In an effort to be educated consumers, today's patients read books with titles like What Your Doctor Didn't Learn in Medical School and Take This Book to the Hospital with You. The message is that a smart patient is an informed patient, who challenges a doctor's authority rather than submits uncritically to the physician's will and whims. Yet that approach rubs raw against a basic instinct. Patients want to trust their doctors, to view them as benign and authoritative. Even those who privately question a doctor's decisions may be loath to express dissent. Doctors admit that an aggressive or challenging patient can be very irritating. "When you can, under certain circumstances, play God, you sometimes tend to behave like you are God," says Cornell's David Rogers. "The enormous satisfaction of being able to help a lot of people makes you impatient with those who question your judgment."
The ultimate price of inflated expectations and consumerist attitudes is the treacherous legal reality that confronts doctors today.
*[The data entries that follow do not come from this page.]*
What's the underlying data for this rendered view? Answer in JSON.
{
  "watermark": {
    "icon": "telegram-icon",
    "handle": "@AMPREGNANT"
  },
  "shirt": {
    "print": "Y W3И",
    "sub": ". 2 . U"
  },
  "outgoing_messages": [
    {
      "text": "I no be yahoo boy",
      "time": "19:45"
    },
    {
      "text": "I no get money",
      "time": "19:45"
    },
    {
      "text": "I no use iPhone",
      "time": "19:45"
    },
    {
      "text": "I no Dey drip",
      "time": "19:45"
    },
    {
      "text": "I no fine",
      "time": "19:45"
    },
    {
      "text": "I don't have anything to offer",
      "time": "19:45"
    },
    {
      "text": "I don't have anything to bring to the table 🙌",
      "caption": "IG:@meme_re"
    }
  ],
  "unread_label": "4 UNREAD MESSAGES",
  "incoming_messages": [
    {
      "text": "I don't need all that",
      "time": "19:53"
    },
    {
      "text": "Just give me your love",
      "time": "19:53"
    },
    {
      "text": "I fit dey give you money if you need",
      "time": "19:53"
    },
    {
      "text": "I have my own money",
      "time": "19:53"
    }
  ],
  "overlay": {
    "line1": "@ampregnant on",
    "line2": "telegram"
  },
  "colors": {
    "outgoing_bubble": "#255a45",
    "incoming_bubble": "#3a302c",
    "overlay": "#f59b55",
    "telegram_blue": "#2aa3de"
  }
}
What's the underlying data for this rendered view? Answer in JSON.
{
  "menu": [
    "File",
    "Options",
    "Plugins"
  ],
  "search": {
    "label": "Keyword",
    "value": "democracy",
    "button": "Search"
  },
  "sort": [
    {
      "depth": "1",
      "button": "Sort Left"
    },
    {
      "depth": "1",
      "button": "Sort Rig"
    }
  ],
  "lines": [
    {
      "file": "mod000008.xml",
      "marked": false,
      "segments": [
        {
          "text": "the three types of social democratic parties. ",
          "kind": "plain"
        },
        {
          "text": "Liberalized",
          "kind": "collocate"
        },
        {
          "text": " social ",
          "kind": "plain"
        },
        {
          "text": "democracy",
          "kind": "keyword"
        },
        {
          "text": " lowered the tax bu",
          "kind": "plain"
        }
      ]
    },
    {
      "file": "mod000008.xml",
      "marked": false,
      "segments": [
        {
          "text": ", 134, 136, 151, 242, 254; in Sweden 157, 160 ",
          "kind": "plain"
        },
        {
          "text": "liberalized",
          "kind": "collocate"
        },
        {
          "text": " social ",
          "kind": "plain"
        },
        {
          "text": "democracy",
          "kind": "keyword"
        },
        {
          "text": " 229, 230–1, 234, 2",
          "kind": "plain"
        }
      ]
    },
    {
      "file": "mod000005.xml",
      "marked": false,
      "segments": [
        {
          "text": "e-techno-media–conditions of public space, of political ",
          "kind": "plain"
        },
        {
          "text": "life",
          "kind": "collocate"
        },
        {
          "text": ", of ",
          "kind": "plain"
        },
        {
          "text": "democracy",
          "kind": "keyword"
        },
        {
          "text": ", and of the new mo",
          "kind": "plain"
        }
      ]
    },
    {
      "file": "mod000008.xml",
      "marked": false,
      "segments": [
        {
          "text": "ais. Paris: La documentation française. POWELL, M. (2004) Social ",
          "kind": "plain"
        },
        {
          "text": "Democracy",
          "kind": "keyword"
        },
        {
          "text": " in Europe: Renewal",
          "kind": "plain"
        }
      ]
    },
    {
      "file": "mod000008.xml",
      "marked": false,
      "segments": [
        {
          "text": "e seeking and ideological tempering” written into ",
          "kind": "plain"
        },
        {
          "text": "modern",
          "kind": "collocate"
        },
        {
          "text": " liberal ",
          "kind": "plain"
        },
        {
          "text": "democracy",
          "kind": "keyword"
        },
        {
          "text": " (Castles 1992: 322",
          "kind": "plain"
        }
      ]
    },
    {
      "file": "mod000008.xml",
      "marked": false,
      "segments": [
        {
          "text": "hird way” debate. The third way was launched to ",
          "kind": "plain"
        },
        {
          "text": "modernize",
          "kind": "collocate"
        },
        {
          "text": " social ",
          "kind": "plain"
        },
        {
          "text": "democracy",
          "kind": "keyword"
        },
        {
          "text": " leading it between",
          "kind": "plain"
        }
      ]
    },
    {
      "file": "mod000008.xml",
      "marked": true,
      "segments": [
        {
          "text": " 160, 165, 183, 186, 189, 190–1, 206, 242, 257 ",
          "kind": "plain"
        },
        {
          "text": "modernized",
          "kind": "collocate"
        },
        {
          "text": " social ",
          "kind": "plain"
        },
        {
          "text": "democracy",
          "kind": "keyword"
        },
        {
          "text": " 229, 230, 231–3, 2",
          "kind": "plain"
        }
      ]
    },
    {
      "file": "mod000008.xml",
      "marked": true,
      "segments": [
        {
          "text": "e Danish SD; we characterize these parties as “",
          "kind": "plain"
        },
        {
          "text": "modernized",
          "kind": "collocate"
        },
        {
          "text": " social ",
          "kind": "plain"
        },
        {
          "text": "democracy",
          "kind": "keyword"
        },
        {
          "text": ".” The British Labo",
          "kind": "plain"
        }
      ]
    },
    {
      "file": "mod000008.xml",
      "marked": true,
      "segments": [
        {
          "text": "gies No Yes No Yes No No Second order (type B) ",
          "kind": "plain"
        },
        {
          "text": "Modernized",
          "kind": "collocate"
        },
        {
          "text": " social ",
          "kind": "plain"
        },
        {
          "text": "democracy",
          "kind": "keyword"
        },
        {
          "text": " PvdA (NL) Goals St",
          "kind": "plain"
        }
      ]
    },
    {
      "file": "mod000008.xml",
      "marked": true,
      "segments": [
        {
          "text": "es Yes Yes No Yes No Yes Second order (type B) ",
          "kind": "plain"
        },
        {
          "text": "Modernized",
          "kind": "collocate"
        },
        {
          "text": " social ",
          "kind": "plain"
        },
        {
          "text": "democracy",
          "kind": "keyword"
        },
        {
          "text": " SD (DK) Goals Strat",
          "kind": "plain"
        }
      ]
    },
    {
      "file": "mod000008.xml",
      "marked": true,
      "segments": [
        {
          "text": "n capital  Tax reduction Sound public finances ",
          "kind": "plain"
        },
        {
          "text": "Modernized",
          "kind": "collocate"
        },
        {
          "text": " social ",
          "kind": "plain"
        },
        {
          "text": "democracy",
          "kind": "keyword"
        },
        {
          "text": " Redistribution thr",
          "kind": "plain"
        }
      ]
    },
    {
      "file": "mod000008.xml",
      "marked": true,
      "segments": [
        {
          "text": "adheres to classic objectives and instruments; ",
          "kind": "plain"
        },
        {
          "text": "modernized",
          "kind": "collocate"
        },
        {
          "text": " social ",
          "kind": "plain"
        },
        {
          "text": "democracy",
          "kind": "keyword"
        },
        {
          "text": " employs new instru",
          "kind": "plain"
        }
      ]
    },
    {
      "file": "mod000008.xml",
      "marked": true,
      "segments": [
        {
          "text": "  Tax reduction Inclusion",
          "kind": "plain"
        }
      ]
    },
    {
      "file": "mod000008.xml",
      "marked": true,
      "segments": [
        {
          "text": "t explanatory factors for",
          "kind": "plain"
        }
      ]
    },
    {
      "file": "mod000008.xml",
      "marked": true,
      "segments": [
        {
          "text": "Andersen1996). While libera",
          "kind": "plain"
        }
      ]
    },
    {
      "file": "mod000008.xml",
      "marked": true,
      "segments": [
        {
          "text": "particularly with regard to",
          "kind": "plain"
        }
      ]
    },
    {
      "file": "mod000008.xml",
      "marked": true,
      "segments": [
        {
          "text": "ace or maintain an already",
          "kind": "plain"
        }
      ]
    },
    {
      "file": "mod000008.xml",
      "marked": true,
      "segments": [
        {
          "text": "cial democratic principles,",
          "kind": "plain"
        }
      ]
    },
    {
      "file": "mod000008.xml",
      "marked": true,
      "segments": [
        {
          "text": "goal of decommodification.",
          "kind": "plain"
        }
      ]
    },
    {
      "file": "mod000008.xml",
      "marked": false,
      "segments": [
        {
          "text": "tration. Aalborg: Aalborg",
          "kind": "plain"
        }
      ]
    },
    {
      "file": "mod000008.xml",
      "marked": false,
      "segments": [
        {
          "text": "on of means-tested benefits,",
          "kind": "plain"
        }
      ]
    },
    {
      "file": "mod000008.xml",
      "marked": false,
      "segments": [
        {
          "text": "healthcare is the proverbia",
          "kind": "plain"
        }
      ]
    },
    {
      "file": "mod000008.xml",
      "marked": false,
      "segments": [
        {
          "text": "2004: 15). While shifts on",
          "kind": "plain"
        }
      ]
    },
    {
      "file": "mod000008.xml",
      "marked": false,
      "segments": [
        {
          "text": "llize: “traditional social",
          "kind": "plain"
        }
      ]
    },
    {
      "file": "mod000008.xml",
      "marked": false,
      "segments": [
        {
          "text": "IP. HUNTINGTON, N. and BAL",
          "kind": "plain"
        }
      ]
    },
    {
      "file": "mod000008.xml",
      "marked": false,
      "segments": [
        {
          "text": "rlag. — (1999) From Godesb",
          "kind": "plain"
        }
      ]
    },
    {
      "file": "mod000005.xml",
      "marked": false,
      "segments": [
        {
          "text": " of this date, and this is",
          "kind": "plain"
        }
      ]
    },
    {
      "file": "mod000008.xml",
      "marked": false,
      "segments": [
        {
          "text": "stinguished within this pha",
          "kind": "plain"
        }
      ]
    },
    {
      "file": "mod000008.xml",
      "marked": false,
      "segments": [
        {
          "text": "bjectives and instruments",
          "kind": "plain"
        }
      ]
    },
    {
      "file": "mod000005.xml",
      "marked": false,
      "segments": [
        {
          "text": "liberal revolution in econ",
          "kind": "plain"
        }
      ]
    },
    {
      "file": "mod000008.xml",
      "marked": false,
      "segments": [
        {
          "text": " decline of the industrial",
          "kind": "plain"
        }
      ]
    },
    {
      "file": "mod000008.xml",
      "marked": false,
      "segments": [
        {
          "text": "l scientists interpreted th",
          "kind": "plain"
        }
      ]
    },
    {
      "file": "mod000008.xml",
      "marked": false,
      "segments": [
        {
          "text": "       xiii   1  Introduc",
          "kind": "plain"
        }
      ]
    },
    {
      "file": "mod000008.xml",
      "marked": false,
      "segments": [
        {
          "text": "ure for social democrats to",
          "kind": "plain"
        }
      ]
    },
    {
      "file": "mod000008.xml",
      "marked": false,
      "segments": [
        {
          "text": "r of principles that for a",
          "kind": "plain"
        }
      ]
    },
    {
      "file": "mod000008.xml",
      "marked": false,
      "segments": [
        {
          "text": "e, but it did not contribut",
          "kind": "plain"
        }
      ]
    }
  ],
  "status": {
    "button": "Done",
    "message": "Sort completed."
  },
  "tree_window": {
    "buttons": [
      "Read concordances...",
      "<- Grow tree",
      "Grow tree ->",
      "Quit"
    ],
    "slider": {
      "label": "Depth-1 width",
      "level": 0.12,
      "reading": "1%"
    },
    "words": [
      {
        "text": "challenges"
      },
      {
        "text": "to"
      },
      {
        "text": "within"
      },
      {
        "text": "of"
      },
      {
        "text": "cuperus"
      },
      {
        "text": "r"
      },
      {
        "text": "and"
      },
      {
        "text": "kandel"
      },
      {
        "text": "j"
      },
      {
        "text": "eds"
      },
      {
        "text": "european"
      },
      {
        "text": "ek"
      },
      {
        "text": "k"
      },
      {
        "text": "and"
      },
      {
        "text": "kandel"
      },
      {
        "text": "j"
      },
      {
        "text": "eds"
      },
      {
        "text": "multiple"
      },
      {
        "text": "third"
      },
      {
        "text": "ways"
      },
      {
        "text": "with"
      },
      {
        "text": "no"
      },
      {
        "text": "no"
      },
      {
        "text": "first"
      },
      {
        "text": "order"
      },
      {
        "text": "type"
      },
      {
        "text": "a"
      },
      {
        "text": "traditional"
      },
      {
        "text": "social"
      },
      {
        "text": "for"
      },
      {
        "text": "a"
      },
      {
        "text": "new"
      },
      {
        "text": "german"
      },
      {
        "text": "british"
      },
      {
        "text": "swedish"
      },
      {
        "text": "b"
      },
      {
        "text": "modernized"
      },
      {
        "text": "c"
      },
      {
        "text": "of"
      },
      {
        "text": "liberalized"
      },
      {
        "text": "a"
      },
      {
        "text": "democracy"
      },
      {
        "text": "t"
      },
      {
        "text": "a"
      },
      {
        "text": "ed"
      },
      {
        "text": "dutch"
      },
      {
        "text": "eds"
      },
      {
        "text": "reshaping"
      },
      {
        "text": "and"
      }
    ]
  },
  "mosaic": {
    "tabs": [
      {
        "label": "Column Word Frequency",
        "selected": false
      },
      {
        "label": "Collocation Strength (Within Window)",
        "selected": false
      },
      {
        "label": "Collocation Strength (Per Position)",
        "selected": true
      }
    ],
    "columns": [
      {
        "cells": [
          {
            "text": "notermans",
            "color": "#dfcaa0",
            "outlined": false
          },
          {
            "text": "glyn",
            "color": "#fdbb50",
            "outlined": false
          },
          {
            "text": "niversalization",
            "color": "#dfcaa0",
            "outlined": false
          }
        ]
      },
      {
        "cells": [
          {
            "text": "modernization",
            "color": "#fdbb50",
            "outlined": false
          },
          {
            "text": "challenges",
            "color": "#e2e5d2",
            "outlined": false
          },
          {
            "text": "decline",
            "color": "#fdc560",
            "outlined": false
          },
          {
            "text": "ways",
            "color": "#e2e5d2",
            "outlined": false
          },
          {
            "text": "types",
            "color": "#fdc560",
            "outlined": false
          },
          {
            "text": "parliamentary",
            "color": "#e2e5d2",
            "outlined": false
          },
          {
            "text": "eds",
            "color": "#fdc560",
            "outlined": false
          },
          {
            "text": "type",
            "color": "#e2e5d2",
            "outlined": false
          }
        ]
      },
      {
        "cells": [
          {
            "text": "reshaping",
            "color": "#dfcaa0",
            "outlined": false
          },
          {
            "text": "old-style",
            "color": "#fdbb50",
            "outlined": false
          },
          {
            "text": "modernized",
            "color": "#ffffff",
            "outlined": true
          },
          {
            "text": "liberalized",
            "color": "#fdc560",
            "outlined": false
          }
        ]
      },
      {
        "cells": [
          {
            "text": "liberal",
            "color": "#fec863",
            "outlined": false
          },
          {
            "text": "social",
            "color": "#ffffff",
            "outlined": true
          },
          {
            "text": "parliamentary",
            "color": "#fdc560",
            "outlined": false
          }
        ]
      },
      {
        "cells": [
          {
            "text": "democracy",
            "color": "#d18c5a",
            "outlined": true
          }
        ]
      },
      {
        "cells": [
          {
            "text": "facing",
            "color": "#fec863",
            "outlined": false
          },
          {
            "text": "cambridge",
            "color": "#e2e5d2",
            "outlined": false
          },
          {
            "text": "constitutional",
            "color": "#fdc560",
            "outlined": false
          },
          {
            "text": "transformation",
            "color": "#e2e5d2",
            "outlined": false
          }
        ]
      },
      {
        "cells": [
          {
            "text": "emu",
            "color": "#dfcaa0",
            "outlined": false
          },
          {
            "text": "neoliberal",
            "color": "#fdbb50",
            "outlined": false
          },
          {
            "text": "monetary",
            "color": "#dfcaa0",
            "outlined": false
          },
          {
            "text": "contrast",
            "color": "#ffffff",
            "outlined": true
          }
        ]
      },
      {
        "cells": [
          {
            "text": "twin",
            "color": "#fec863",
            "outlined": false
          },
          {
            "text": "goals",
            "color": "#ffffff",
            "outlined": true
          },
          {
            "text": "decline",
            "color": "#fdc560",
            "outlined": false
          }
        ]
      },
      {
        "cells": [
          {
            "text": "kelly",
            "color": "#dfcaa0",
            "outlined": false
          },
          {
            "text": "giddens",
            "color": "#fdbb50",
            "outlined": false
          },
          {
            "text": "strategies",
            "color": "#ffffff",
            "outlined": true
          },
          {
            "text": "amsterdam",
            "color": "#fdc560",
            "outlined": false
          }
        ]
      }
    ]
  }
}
Anything short of perfection becomes grounds for penalty. And once again, while it is the doctor who must pay the high insurance premiums and fend off the suits in court, the patient eventually pays a price. The annual number of malpractice suits filed has doubled in the past decade and ushered in the era of defensive medicine and risk managers. No single factor has done more to distance physicians from | patients than the possibility that a patient may one day put a doctor on the witness stand.
Manhattan cardiologist Arthur Weisenseel remembers the elderly woman who arrived in Mount Sinai Hospital's emergency room having suffered a heart attack and battling pneumonia. A man and a woman hovered by her bedside, and the emergency staff assumed they were worried relatives. Then the man pulled out a yellow pad, asked for the correct spelling of Weisenseel's last name and identified himself as the family lawyer. "I kind of lost it that day, and I told him to get out," Weisenseel recalls. "That may have been the most distressing situation I've had in 22 years of practice."
The impact of possible litigation is felt long before a patient sets foot in the doctor's office. Some physicians, like Linda Bolton, a pediatrician in Birmingham, Mich., try to screen out potential problems. "It really dictates what happens at the office. If I feel I have people who are litigious, I prefer not to take them as patients." In the past, she has fixed her rates only after she has been notified how much she will have to pay for malpractice insurance.